21 June 2007

Welcome to the Chi, Motherfucker

This is gonna be a sawed-off shotgun point of view, but dammit i need these thoughts reified for posterity:

1. When i was running last week through humboldt park, i watched as emt's tried to resuscitate a dead body in the park. talk about urban running. and i thought dodging cta buses was bad enough.

2. Erika and i gonna train to run for the PAWS race for life at the end of september. it's only 8k, but the thought of being in a race is so absurd that it makes me laugh. i do feel so much better though when i run every week. and i live across from park that was made for running--some would say fleeing.

3. I think i've become totally hooked on CSI. i blame it on erika and her forensic mind. and i'm not talking about dramatic interp either.

4. I broke down last week and bought some clinique toner, officially making me the biggest fucking metrosexster west of the mississippi. and i almos feel bad about it. except that i don't.

5. Bought some purtty pants from the salvation army yesterday that fit me beautifully. with 2 bucks, i've got a new ass.

6. Erika and i have been driving through the loop alot. along the way, i was happy to see my fave library again:

And i luv the chiscape:


Of course, i couldn't have done this without my beautiful sidekick:

7. So i wasn't exaggerating when i said that my neighborhood turned into puerto rico parade. this is what the otherwise calm street in front of my apartment looked like:



8. Last saturday, my brother and i participated in bloom's day at the red lion pub in the lp. now, lincoln park isn't one of my fave neighborhoods, but i told jeff--the director-- that i'd read for his celebration so of course i went after gawking at puertorriqueña hoochies from the cta bus window (along with all of the other passengers). but here's where it got strange:
right as jeff was introducing the prefatory chapter of ulysses, the one i was supposed to read, i was about to stand up and walk over to the mic when this overweight dude with a PONYTAIL started reading. so i had to tell jeff, so um, jeff, you told me i was going to be reading the first chapter of ulysses, well, THAT DUDE just read it and i didn't bring the other chapter you gave me cuz you told me i WASN'T GOING TO READ THAT. so jeff gives me the other chapter later on that i haven't read through even once, and then i have to give the penulimate reading from a chapter of ulysses i'm not prepared for at all, a chapter that begins, "prepatory to anything else Mr Bloom brushed off the greater bulk of the shavings and handed Stephen the hat. . ." as i told tom miller in a recent email, this was a seminal moment in my life: any man who can stand up in front of 50 people and basically read a chapter from james joyce's ulysses COLD without sounding like a complete and absolute imbecile, is, in my opinion, a fucking mensch. i feel like i should get a gold plaque or something.
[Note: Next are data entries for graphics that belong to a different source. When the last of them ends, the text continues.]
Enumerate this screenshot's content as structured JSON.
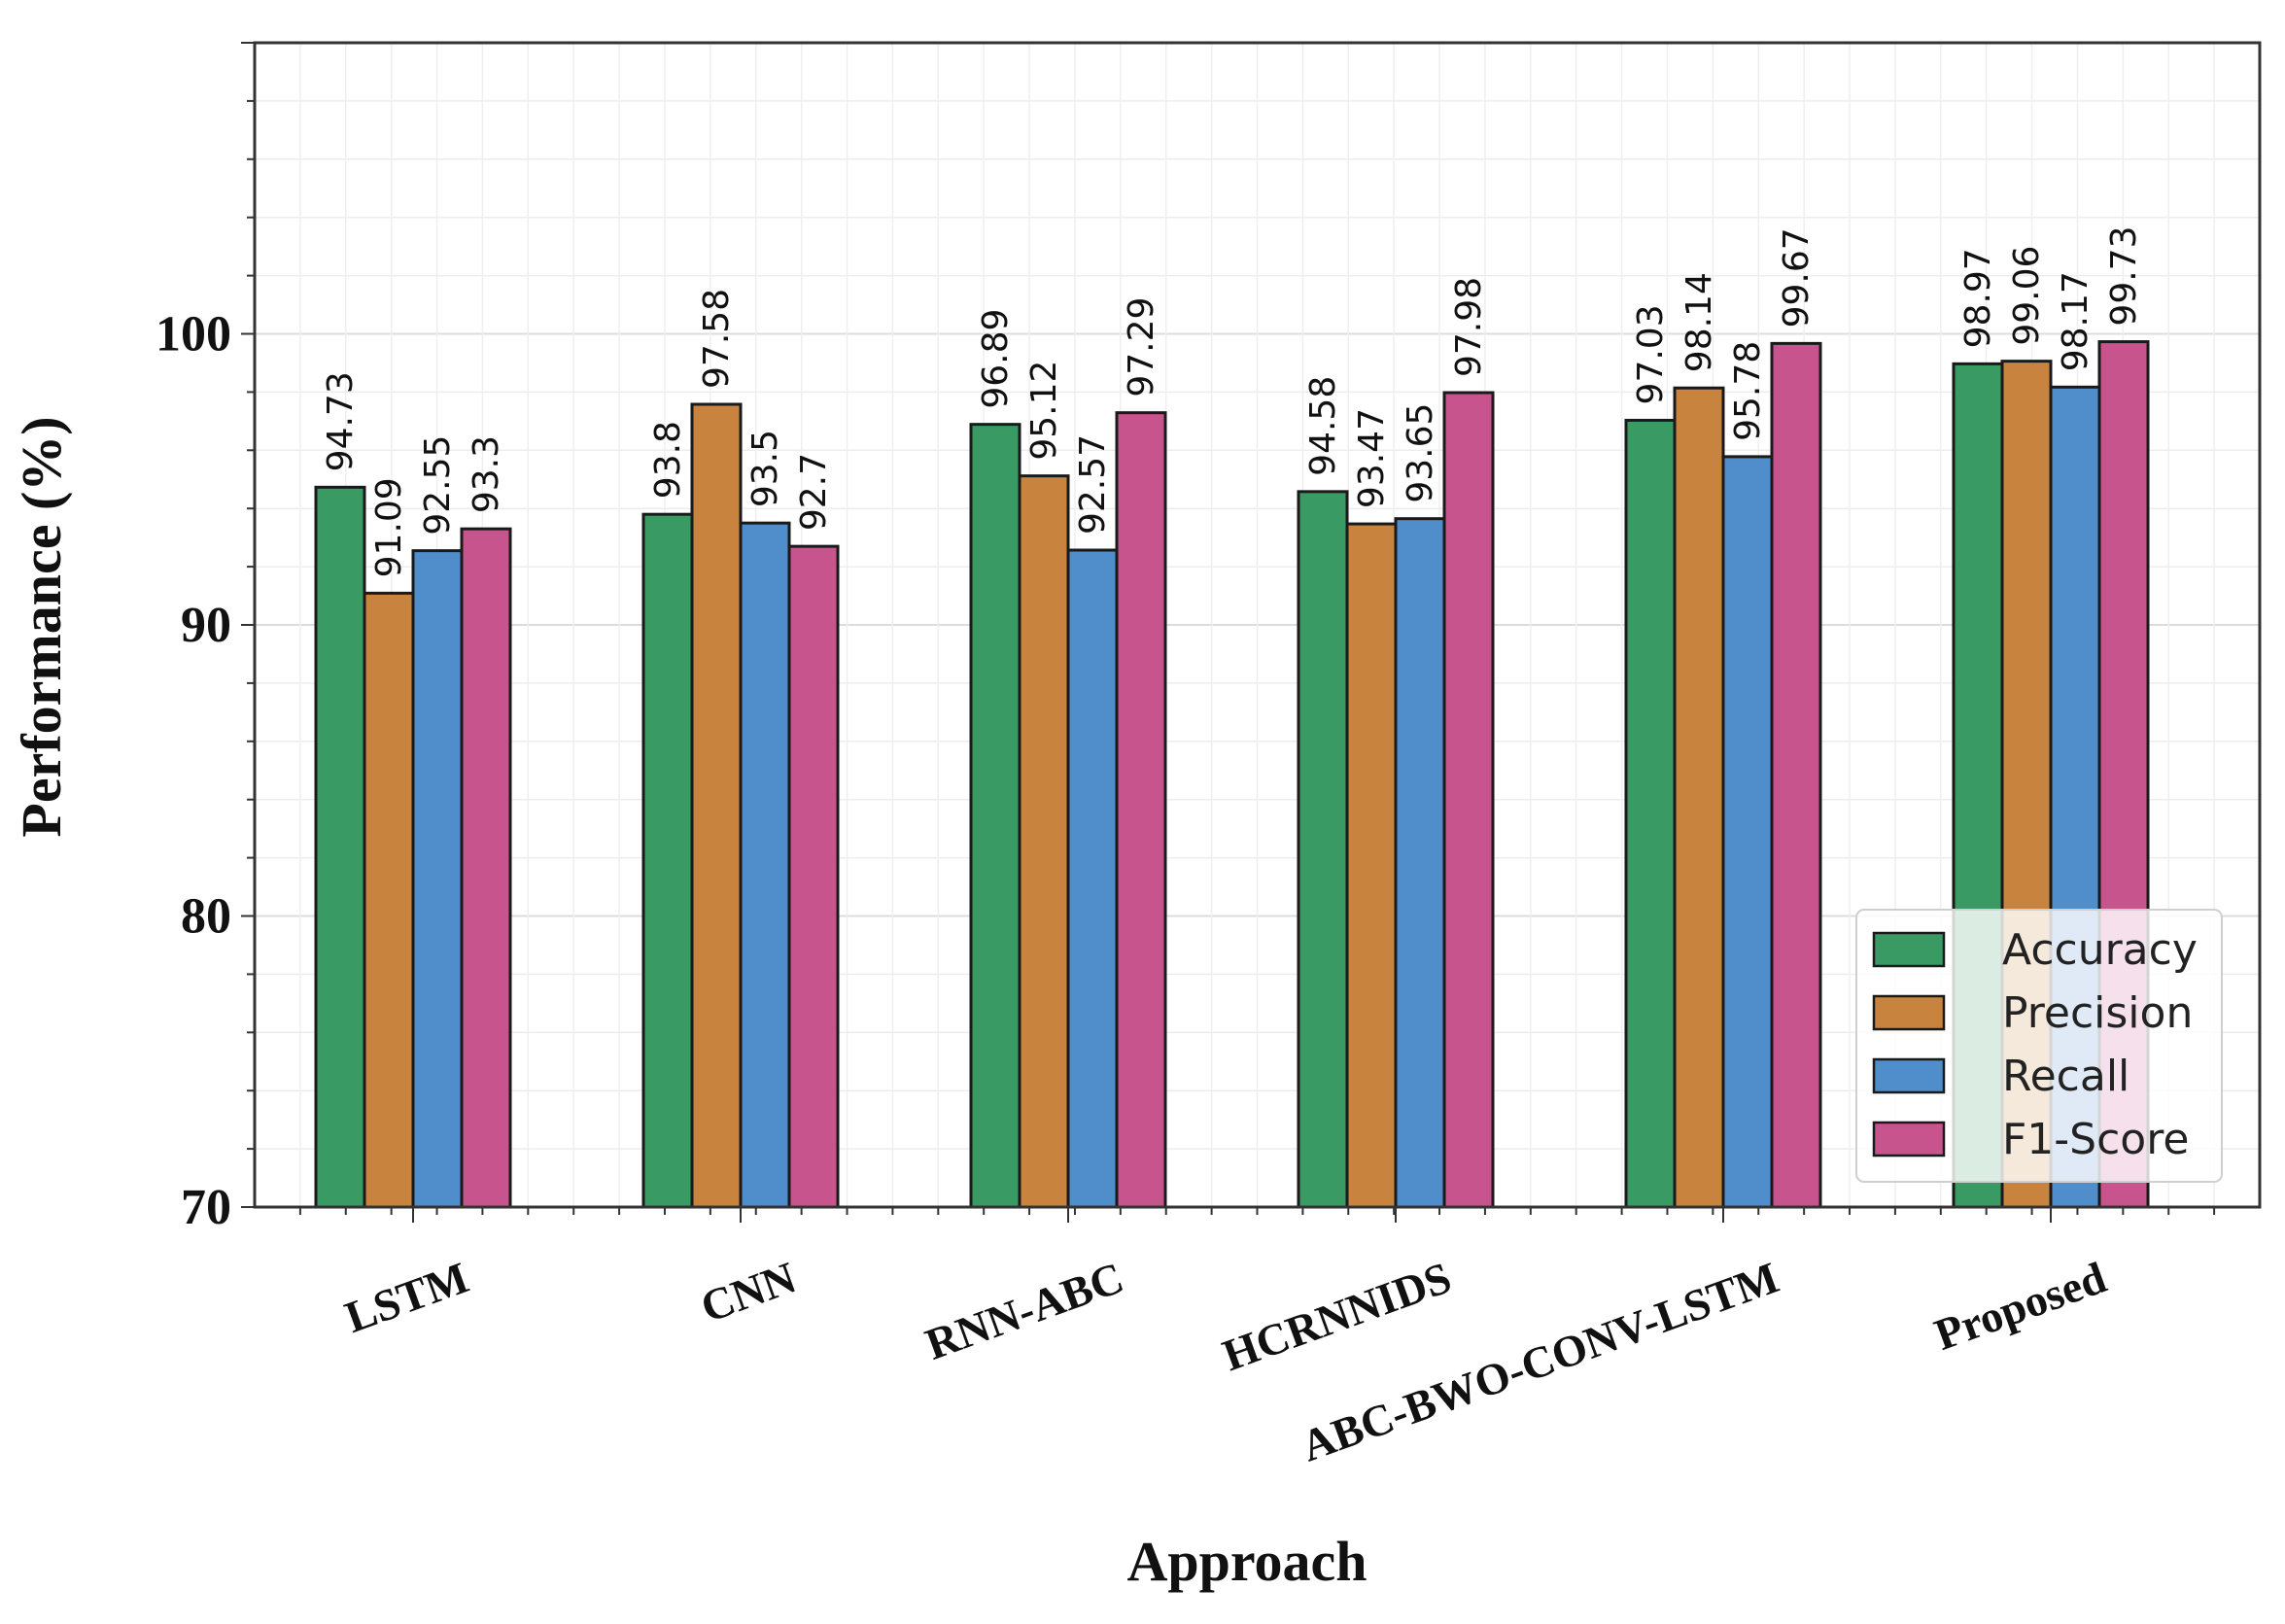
{
  "chart_data": {
    "type": "bar",
    "title": "",
    "xlabel": "Approach",
    "ylabel": "Performance (%)",
    "ylim": [
      70,
      110
    ],
    "yticks": [
      70,
      80,
      90,
      100
    ],
    "grid": true,
    "legend_position": "bottom-right",
    "categories": [
      "LSTM",
      "CNN",
      "RNN-ABC",
      "HCRNNIDS",
      "ABC-BWO-CONV-LSTM",
      "Proposed"
    ],
    "series": [
      {
        "name": "Accuracy",
        "color": "#3a9a64",
        "values": [
          94.73,
          93.8,
          96.89,
          94.58,
          97.03,
          98.97
        ]
      },
      {
        "name": "Precision",
        "color": "#c8843e",
        "values": [
          91.09,
          97.58,
          95.12,
          93.47,
          98.14,
          99.06
        ]
      },
      {
        "name": "Recall",
        "color": "#4f8dcb",
        "values": [
          92.55,
          93.5,
          92.57,
          93.65,
          95.78,
          98.17
        ]
      },
      {
        "name": "F1-Score",
        "color": "#c8548e",
        "values": [
          93.3,
          92.7,
          97.29,
          97.98,
          99.67,
          99.73
        ]
      }
    ]
  }
}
9. Today, after going for a nice long run together, erika and i nibbled on the fruit salad i made yesterday, then we ate guacamole, and nuts, and she tried to poison me with one of her lady fingers, which is the most ghetto cookie ever invented. eventually we made it to nochi where we spent some time in andersonville, one of my fave barrios in the chi. we went to kopi cafe:



And after watching erika talk to her family on her cell--one of my fave pastimes:

I started taking gratuitous snapshots of her because i could:

This is her, finally protesting after my 70th picture--okay, i'm totally exaggerating:

I know it looks like she's clawing herself, but really, i was flashing her to death.

10. Today LB and i had our first argument/disagreement about:

Talking about ex's
Sex and expectations
Wanting a communicative boyfriend v knowing how to be a communicative girlfriend
Empirical solutions to current problems
The semantic differences between the words ass, asshole and dick(head)
And possibly the most embarrassing disagreement, where i got rocked:

Tv in our future possible family: yes or no? i took the hardcore liberal (aka ludic) point of view and i got my nuts slammed in the cardoor. metaphorically speaking.

Ah yes, i love that girl, even if my ego doesn't, especially because my ego doesn't.